Accepting an Offer
Accept an Offer
You may not have to wait long for your first offer. If the market is active, you may get one the day you list. In most cases, however, you will wait anywhere from 30 to 60 days for an offer. This can be an emotional process, especially if offers come in far below your list price, or your home has been on the market for several months.
- Don't rush negotiations - Take the time to receive offers in person, not over the phone. Consider all offers carefully, and make sure that the terms are as favorable to you as they are to the buyer.
- Decide on the lowest offer you'll accept - Avoid sharing this figure with anyone, including your agent, as the number may change during the time your home is on the market. Be careful not to telegraph your lowest expectations to a buyer.
- Get everything in writing - This is for your protection and the buyer's. Documenting the process helps avoid confusion and potential legal problems down the road.

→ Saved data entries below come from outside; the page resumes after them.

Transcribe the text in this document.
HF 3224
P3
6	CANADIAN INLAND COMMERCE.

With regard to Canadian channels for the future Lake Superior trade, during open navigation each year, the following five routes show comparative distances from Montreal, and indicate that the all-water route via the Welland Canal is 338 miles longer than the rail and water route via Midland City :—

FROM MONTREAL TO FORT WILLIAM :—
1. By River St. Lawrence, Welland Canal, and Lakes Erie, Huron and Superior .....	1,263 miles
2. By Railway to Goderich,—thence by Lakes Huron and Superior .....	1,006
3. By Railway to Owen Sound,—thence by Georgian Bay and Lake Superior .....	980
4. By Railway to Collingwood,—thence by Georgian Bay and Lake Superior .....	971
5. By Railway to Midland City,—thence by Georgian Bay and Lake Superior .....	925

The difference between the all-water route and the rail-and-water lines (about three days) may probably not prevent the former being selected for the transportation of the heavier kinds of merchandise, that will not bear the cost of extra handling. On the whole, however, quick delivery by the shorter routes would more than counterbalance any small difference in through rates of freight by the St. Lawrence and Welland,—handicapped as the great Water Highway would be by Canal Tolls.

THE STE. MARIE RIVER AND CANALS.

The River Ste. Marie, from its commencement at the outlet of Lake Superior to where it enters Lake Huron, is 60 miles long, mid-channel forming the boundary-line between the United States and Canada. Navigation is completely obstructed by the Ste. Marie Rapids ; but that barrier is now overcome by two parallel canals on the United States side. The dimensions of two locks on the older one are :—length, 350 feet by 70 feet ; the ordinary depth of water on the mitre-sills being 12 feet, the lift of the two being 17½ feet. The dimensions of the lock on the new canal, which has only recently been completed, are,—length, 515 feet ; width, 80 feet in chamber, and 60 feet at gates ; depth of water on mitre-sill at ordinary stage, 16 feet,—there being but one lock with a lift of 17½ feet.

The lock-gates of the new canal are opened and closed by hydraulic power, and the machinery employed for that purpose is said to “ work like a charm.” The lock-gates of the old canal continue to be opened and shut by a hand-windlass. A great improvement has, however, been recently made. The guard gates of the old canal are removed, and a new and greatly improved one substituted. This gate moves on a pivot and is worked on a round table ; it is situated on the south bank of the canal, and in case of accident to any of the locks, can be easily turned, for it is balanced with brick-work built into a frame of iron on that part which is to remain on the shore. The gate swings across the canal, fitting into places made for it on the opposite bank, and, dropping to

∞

- Don't get personal - You want to know as much as possible about the buyer's motivation—and the buyer wants to know about yours, as well. If possible, avoid discussing your situation in terms of any need to sell. Don't overreact if you are presented with an offer you find insulting.
- Don't hesitate to counter - Even in a buyer's market where numerous listings make selling difficult, it never hurts to counter an offer (particularly a low offer).
- Play fair - If you are selling in an active market, work out an orderly procedure for receiving more than one offer at a time.